Numpy has also an atleast_2d (and atleast_1d) function that is also commonly used if you need an explicit 2d array. In statistics, I sometimes use a function like atleast_2d_cols, that reshapes 1d (r,) to 2d (r,1) for code that expects 2d, or if the input array is 1d, then the interpretation and linear algebra requires a column vector. (reshaping is cheap so this is not a problem)
In a third case, I might have different code paths if the lower dimensional case can be done cheaper or simpler than the higher dimensional case. (example: if 2d requires several dot products.)
return dimension
I think not following the numpy convention with the return dimension can be very confusing to users for general functions. (topic specific functions can be different.)
For example, reduce operations loose one dimension.

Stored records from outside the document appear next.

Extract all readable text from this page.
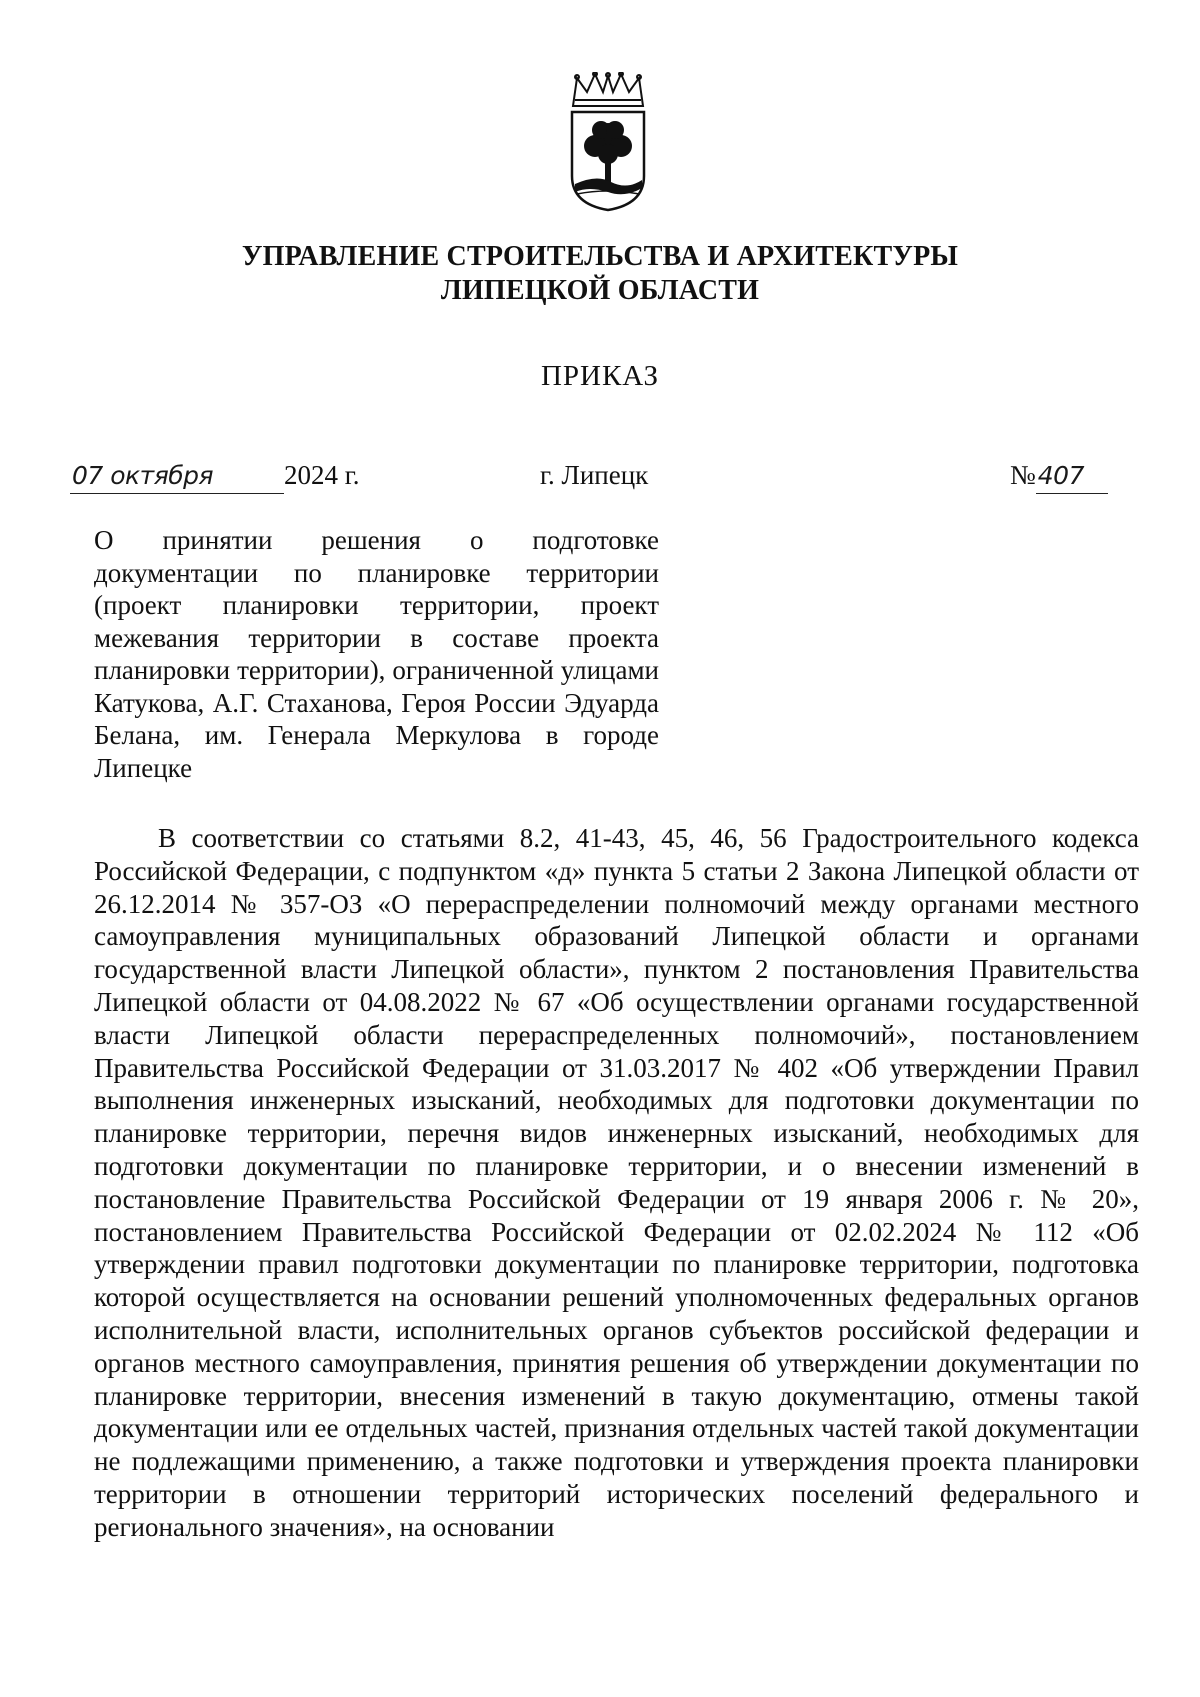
УПРАВЛЕНИЕ СТРОИТЕЛЬСТВА И АРХИТЕКТУРЫ
ЛИПЕЦКОЙ ОБЛАСТИ
ПРИКАЗ
07 октября	2024 г.	г. Липецк	№407
О принятии решения о подготовке документации по планировке территории (проект планировки территории, проект межевания территории в составе проекта планировки территории), ограниченной улицами Катукова, А.Г. Стаханова, Героя России Эдуарда Белана, им. Генерала Меркулова в городе Липецке
В соответствии со статьями 8.2, 41-43, 45, 46, 56 Градостроительного кодекса Российской Федерации, с подпунктом «д» пункта 5 статьи 2 Закона Липецкой области от 26.12.2014 № 357-ОЗ «О перераспределении полномочий между органами местного самоуправления муниципальных образований Липецкой области и органами государственной власти Липецкой области», пунктом 2 постановления Правительства Липецкой области от 04.08.2022 № 67 «Об осуществлении органами государственной власти Липецкой области перераспределенных полномочий», постановлением Правительства Российской Федерации от 31.03.2017 № 402 «Об утверждении Правил выполнения инженерных изысканий, необходимых для подготовки документации по планировке территории, перечня видов инженерных изысканий, необходимых для подготовки документации по планировке территории, и о внесении изменений в постановление Правительства Российской Федерации от 19 января 2006 г. № 20», постановлением Правительства Российской Федерации от 02.02.2024 № 112 «Об утверждении правил подготовки документации по планировке территории, подготовка которой осуществляется на основании решений уполномоченных федеральных органов исполнительной власти, исполнительных органов субъектов российской федерации и органов местного самоуправления, принятия решения об утверждении документации по планировке территории, внесения изменений в такую документацию, отмены такой документации или ее отдельных частей, признания отдельных частей такой документации не подлежащими применению, а также подготовки и утверждения проекта планировки территории в отношении территорий исторических поселений федерального и регионального значения», на основании
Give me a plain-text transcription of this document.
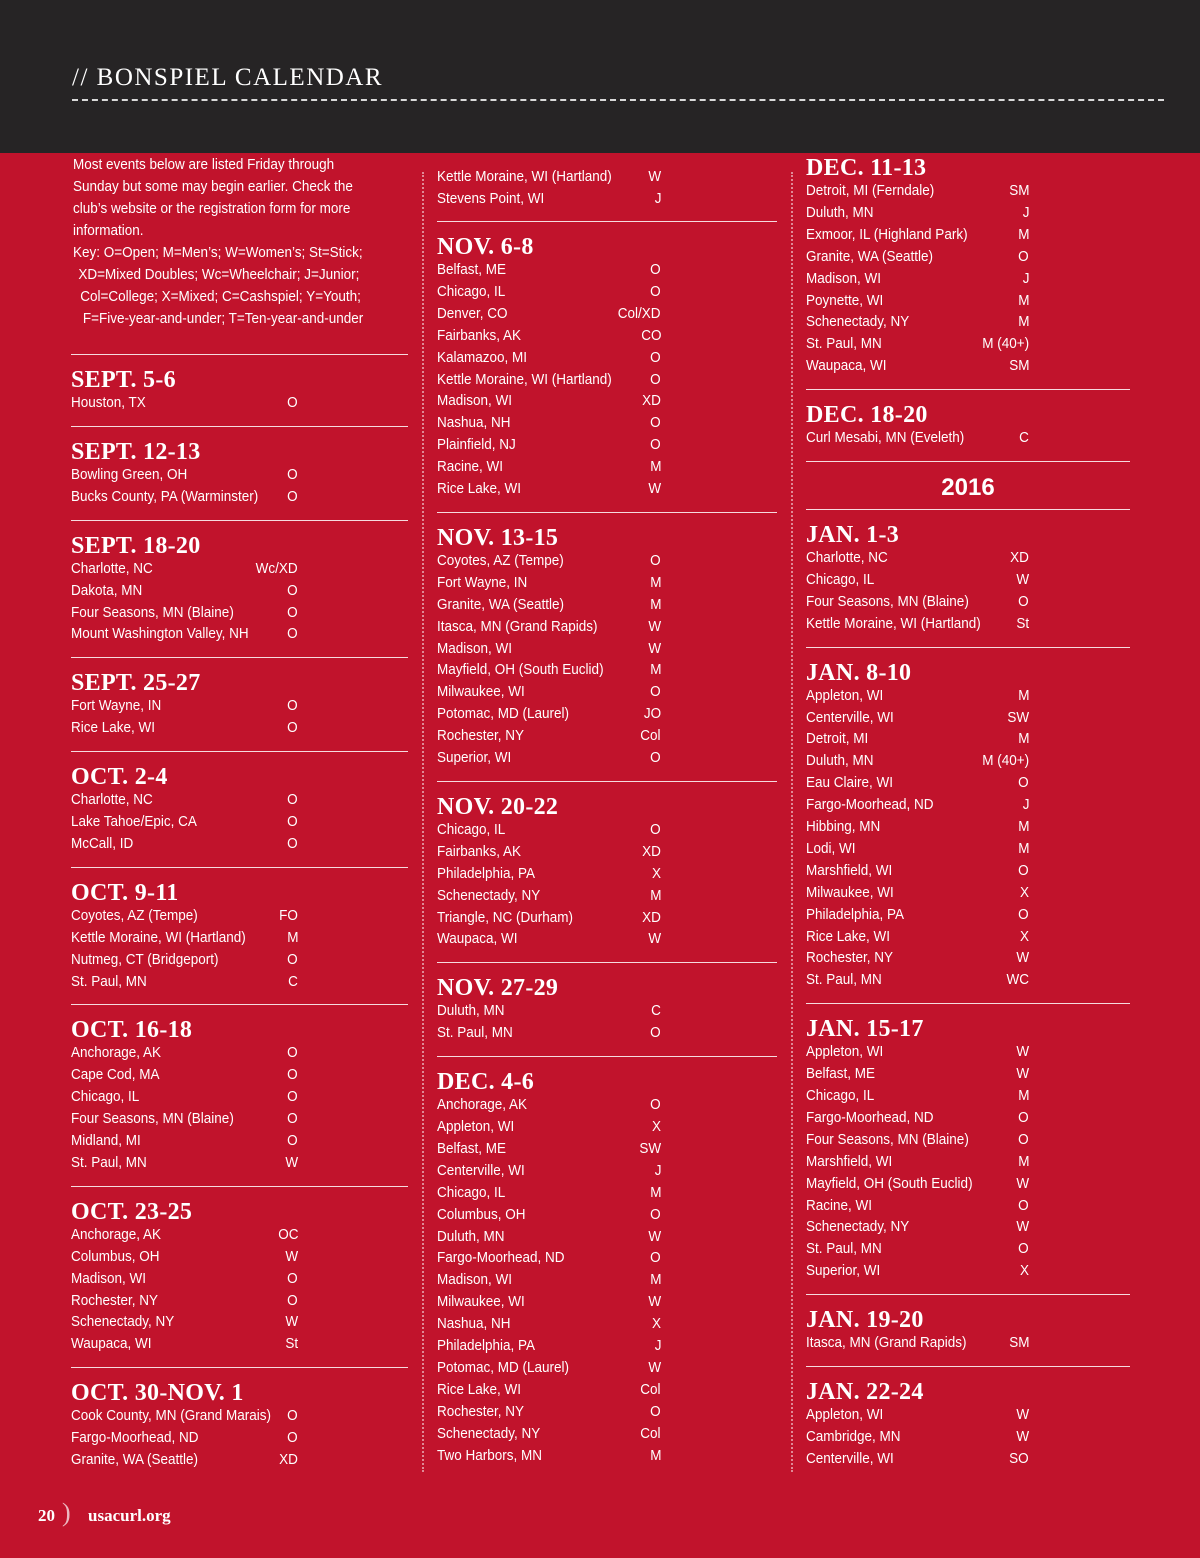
// BONSPIEL CALENDAR
Most events below are listed Friday through
Sunday but some may begin earlier. Check the
club’s website or the registration form for more
information.
Key: O=Open; M=Men’s; W=Women’s; St=Stick;
XD=Mixed Doubles; Wc=Wheelchair; J=Junior;
Col=College; X=Mixed; C=Cashspiel; Y=Youth;
F=Five-year-and-under; T=Ten-year-and-under
SEPT. 5-6
Houston, TX	O
SEPT. 12-13
Bowling Green, OH	O
Bucks County, PA (Warminster) O
SEPT. 18-20
Charlotte, NC	Wc/XD
Dakota, MN	O
Four Seasons, MN (Blaine)	O
Mount Washington Valley, NH	O
SEPT. 25-27
Fort Wayne, IN	O
Rice Lake, WI	O
OCT. 2-4
Charlotte, NC	O
Lake Tahoe/Epic, CA	O
McCall, ID	O
OCT. 9-11
Coyotes, AZ (Tempe)	FO
Kettle Moraine, WI (Hartland)	M
Nutmeg, CT (Bridgeport)	O
St. Paul, MN	C
OCT. 16-18
Anchorage, AK	O
Cape Cod, MA	O
Chicago, IL	O
Four Seasons, MN (Blaine)	O
Midland, MI	O
St. Paul, MN	W
OCT. 23-25
Anchorage, AK	OC
Columbus, OH	W
Madison, WI	O
Rochester, NY	O
Schenectady, NY	W
Waupaca, WI	St
OCT. 30-NOV. 1
Cook County, MN (Grand Marais) O
Fargo-Moorhead, ND	O
Granite, WA (Seattle)	XD
Kettle Moraine, WI (Hartland) W
Stevens Point, WI	J
NOV. 6-8
Belfast, ME	O
Chicago, IL	O
Denver, CO	Col/XD
Fairbanks, AK	CO
Kalamazoo, MI	O
Kettle Moraine, WI (Hartland)	O
Madison, WI	XD
Nashua, NH	O
Plainfield, NJ	O
Racine, WI	M
Rice Lake, WI	W
NOV. 13-15
Coyotes, AZ (Tempe)	O
Fort Wayne, IN	M
Granite, WA (Seattle)	M
Itasca, MN (Grand Rapids)	W
Madison, WI	W
Mayfield, OH (South Euclid)	M
Milwaukee, WI	O
Potomac, MD (Laurel)	JO
Rochester, NY	Col
Superior, WI	O
NOV. 20-22
Chicago, IL	O
Fairbanks, AK	XD
Philadelphia, PA	X
Schenectady, NY	M
Triangle, NC (Durham)	XD
Waupaca, WI	W
NOV. 27-29
Duluth, MN	C
St. Paul, MN	O
DEC. 4-6
Anchorage, AK	O
Appleton, WI	X
Belfast, ME	SW
Centerville, WI	J
Chicago, IL	M
Columbus, OH	O
Duluth, MN	W
Fargo-Moorhead, ND	O
Madison, WI	M
Milwaukee, WI	W
Nashua, NH	X
Philadelphia, PA	J
Potomac, MD (Laurel)	W
Rice Lake, WI	Col
Rochester, NY	O
Schenectady, NY	Col
Two Harbors, MN	M
DEC. 11-13
Detroit, MI (Ferndale)	SM
Duluth, MN	J
Exmoor, IL (Highland Park)	M
Granite, WA (Seattle)	O
Madison, WI	J
Poynette, WI	M
Schenectady, NY	M
St. Paul, MN	M (40+)
Waupaca, WI	SM
DEC. 18-20
Curl Mesabi, MN (Eveleth)	C
JAN. 1-3
Charlotte, NC	XD
Chicago, IL	W
Four Seasons, MN (Blaine)	O
Kettle Moraine, WI (Hartland) St
JAN. 8-10
Appleton, WI	M
Centerville, WI	SW
Detroit, MI	M
Duluth, MN	M (40+)
Eau Claire, WI	O
Fargo-Moorhead, ND	J
Hibbing, MN	M
Lodi, WI	M
Marshfield, WI	O
Milwaukee, WI	X
Philadelphia, PA	O
Rice Lake, WI	X
Rochester, NY	W
St. Paul, MN	WC
JAN. 15-17
Appleton, WI	W
Belfast, ME	W
Chicago, IL	M
Fargo-Moorhead, ND	O
Four Seasons, MN (Blaine)	O
Marshfield, WI	M
Mayfield, OH (South Euclid)	W
Racine, WI	O
Schenectady, NY	W
St. Paul, MN	O
Superior, WI	X
JAN. 19-20
Itasca, MN (Grand Rapids)	SM
JAN. 22-24
Appleton, WI	W
Cambridge, MN	W
Centerville, WI	SO
2016
20 ) usacurl.org
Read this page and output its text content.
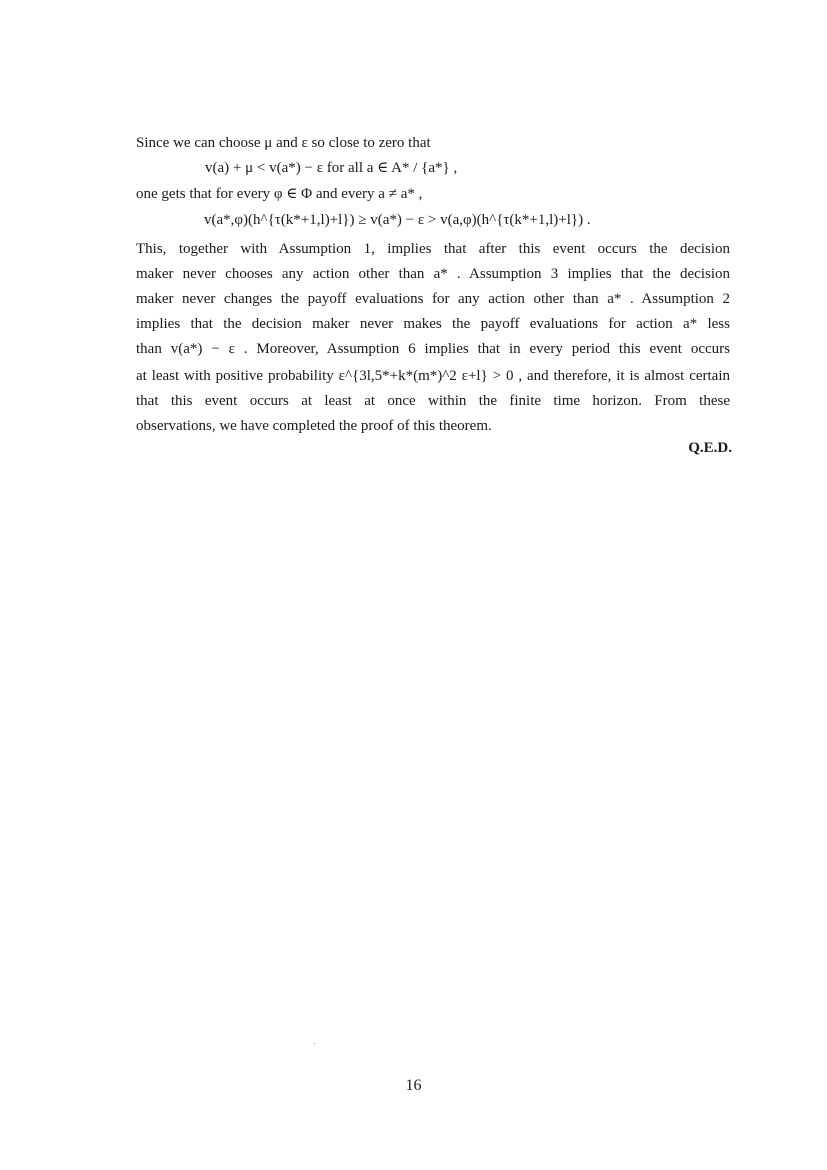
Since we can choose μ and ε so close to zero that
v(a) + μ < v(a*) − ε for all a ∈ A* / {a*} ,
one gets that for every φ ∈ Φ and every a ≠ a* ,
v(a*,φ)(h^{τ(k*+1,l)+l}) ≥ v(a*) − ε > v(a,φ)(h^{τ(k*+1,l)+l}) .
This, together with Assumption 1, implies that after this event occurs the decision
maker never chooses any action other than a* . Assumption 3 implies that the decision
maker never changes the payoff evaluations for any action other than a* . Assumption 2
implies that the decision maker never makes the payoff evaluations for action a* less
than v(a*) − ε . Moreover, Assumption 6 implies that in every period this event occurs
at least with positive probability ε^{3l,5*+k*(m*)^2 ε+l} > 0 , and therefore, it is almost certain
that this event occurs at least at once within the finite time horizon. From these
observations, we have completed the proof of this theorem.
Q.E.D.
16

For many other functions the output dimension matches the input dimension. I think a 1d input should have a 1d output and not an extra redundant dimension. Except for functions in linalg, I don't remember any functions that would return a redundant extra dimension. (The scalar versus 1-element array case is not always consistent.)
Stylistically this reminds me of an isinstance check:
Try without it if you allow for example for numpy matrices and masked arrays. You will get funny results that are not easy to debug. Although, for most numpy and scipy functions the user has to know whether the array type will work with them, since there are few isinstance checks and asarray might not always do the right thing.
As a user, I always know what kind of "array_like" I have, a list, tuple or which array subclass, especially when I use multiplication.
np.array(np.eye(3).tolist()*3)
np.matrix(range(3)) * np.eye(3)
np.arange(3) * np.eye(3)
another example: What does this do?
>>> x = np.array(tuple(range(3)), [('',int)]*3)
>>> x
array((0, 1, 2),
dtype=[('f0', '<i4'), ('f1', '<i4'), ('f2', '<i4')])
>>> x * np.eye(3)
This question has already very good answers. Here I just want to add what I usually do (which somehow summarizes responses by others) when I want to write functions that accept a wide range of inputs while the operations I do on them require a 2d row or column vector.
If I know the input is always 1d (array or list):
a. if I need a row: x = np.asarray(x)[None,:]
b. if I need a column: x = np.asarray(x)[:,None]
If the input can be either 2d (array or list) with the right shape or 1d (which needs to be converted to 2d row/column):
a. if I need a row: x = np.atleast_2d(x)
b. if I need a column: x = np.atleast_2d(np.asarray(x).T).T or x = np.reshape(x, (len(x),-1)) (the latter seems faster)
This is a good use for decorators
def atmost_2d(func):
def wrapr(x):
return func(np.atleast_2d(x)).squeeze()
return wrapr
For example, this function will pick out the last column of its input.
#atmost_2d
def g(x):
return x[:,-1]
But: it works for:
1d:
In [46]: b
Out[46]: array([0, 1, 2, 3, 4, 5])
In [47]: g(b)
Out[47]: array(5)
2d:
In [49]: A
Out[49]:
array([[0, 1],
[2, 3],
[4, 5]])
In [50]: g(A)
Out[50]: array([1, 3, 5])
0d:
In [51]: g(99)
Out[51]: array(99)
This answer builds on the previous two.